Shipment's fell 6.5% in October, from a year earlier. Exports to China declined 11.6% and were down 20% to the EU.
A territorial dispute with China has dented sales to Japan's biggest trading partner, while the EU is being hurt by a continuing debt crisis.
Japan's economy is heavily reliant on exports and a slowdown would hurt growth.
Analysts said that given the uncertain global economic conditions, Japan's exports may continue to be weak in coming month.
"This is basically the new normal that we have to deal with, well into the next year," Martin Schulz of Fujitsu Research Institute told the BBC.
The data comes just weeks after Japan reported that its economy contracted in the July to September period.

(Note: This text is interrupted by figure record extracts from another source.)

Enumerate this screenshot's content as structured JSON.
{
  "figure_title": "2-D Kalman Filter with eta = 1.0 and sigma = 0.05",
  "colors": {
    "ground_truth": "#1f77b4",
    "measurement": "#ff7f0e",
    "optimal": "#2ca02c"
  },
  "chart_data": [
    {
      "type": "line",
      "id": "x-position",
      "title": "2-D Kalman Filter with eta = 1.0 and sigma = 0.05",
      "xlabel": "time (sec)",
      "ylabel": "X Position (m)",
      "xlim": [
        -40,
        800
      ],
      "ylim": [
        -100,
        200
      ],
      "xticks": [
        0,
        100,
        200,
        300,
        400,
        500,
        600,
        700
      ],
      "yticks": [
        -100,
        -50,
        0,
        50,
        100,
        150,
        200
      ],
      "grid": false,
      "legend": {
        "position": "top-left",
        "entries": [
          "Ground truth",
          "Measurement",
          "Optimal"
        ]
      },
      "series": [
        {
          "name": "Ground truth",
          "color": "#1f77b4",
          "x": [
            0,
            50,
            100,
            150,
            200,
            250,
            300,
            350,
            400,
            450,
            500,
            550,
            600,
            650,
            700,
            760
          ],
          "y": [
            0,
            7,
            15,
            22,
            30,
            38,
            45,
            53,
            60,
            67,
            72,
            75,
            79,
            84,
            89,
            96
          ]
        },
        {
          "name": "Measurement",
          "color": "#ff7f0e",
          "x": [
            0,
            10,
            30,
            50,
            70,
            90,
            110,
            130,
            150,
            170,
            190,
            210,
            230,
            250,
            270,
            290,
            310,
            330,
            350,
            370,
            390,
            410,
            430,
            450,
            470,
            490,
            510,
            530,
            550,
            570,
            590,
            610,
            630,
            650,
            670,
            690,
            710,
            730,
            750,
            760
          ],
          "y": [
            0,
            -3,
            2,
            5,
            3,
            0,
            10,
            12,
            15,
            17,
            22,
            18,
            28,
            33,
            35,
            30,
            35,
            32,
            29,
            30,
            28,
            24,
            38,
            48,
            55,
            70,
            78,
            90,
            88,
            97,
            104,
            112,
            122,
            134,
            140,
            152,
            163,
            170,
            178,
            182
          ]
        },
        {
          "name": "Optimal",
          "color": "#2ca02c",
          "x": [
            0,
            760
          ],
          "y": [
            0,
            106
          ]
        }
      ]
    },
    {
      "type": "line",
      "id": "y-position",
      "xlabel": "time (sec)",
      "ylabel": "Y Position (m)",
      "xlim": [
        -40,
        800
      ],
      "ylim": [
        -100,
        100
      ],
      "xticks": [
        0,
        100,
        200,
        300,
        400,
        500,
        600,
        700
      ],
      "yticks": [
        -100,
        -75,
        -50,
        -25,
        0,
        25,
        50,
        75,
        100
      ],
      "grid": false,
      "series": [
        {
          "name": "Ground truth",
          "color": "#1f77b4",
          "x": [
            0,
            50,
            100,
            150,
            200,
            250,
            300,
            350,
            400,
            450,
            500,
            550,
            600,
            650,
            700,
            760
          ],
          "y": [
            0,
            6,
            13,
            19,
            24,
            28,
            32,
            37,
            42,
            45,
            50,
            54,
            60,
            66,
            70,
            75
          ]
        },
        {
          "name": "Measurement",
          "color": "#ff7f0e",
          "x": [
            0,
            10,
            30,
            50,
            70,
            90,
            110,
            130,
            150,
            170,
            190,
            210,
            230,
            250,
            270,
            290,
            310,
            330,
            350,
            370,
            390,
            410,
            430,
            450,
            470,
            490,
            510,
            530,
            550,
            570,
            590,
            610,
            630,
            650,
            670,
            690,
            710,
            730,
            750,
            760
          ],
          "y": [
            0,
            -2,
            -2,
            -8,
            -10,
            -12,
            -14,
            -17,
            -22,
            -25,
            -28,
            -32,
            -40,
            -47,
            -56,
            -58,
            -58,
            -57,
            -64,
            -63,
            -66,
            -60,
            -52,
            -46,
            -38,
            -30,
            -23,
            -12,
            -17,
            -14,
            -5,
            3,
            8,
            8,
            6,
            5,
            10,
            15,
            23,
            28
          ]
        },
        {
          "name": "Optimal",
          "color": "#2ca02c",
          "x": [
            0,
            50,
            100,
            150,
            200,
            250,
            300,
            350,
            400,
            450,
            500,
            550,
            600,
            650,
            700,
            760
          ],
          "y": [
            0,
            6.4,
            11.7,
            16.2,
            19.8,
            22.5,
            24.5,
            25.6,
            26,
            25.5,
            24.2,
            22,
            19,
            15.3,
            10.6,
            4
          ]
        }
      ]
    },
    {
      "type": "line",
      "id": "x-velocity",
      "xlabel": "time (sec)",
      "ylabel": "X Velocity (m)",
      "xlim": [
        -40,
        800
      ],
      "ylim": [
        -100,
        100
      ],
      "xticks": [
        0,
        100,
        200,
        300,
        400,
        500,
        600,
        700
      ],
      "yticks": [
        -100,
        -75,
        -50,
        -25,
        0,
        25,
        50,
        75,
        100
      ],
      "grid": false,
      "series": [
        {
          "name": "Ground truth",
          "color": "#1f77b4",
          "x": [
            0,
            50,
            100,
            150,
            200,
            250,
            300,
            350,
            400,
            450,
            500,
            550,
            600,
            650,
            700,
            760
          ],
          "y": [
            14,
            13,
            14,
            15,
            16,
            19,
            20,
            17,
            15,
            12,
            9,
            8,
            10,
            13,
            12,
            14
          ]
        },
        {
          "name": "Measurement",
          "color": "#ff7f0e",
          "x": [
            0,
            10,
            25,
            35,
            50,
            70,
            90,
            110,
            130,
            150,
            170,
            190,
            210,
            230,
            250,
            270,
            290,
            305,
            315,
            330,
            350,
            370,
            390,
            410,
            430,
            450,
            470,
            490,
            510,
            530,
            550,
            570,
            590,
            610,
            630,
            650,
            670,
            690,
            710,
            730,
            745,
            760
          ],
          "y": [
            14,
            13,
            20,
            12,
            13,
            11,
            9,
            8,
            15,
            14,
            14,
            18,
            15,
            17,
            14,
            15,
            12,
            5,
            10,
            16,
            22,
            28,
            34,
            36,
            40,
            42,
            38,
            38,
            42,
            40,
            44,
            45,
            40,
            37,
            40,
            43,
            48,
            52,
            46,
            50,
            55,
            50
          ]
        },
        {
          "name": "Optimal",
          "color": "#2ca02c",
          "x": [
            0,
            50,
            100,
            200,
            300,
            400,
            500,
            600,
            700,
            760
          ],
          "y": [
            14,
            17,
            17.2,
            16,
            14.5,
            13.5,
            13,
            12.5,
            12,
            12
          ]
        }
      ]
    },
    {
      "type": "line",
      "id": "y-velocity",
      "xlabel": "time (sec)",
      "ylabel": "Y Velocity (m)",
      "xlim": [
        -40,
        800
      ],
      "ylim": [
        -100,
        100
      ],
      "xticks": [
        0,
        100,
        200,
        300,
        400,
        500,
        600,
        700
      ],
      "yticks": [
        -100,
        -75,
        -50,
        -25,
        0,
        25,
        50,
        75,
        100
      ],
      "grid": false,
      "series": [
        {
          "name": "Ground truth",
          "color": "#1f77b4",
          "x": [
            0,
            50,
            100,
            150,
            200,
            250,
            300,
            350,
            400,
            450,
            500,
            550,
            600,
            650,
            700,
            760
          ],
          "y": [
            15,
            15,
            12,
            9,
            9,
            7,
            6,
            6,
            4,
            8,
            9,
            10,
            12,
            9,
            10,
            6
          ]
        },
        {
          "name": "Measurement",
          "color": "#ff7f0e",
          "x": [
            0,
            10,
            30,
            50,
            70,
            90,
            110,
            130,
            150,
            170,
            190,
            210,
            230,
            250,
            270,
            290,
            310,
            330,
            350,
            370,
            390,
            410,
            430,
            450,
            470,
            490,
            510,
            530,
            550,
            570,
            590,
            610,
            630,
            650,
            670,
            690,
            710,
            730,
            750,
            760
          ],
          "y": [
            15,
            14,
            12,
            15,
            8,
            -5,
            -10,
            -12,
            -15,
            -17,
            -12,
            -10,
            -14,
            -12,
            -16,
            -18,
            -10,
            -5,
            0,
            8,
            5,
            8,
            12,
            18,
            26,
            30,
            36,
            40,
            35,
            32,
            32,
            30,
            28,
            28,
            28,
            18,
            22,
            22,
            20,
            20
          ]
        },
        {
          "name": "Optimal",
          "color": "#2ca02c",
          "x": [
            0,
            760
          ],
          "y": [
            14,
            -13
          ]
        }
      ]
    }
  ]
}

China is the world's second-largest economy and has a huge domestic market that has become vital to many global and regional exporters.
Demand from its consumers is seen as key for countries such as Japan, especially in wake of a slowdown in the western economies.
However, relations between China and Japan have soured after a territorial dispute flared up in September.
It followed Japan's purchase of disputed islands in the East China Sea, known as Senkaku in Japan and Diaoyu in China.
The move led to widespread anti-Japan protests in China, which turned violent in some areas with people directing their anger at Japanese brands.
October's decline in exports followed a 14.1% drop in September.
Analysts said the row may continue to damage trade between the two countries.
"You can't expect China to drive Japanese exports the way it used to, because of the boycotting of Japanese products there due to a territorial dispute," said Takeshi Minami, chief economist at Norinchukin Research Institute in Tokyo.
Exports to the to EU, meanwhile, have now fallen for 13 straight months.
Analysts said that as well as the eurozone debt crisis, Japanese exporters were also hurt by the strength of the yen.
A strong yen makes Japanese goods more expensive to foreign buyers, and it gained nearly 7% against the US dollar between March and September this year.
Though the yen has weakened since then, it continues to remain at a level seen as too high by many businesses.
It was trading close to 81.89 yen against the US dollar in Asia trade on Wednesday.
"Japan is being out-competed by China, by South Korea and by its Asian neighbours," said Fujitsu Research Institute's Mr Schulz. "This is a problematic situation."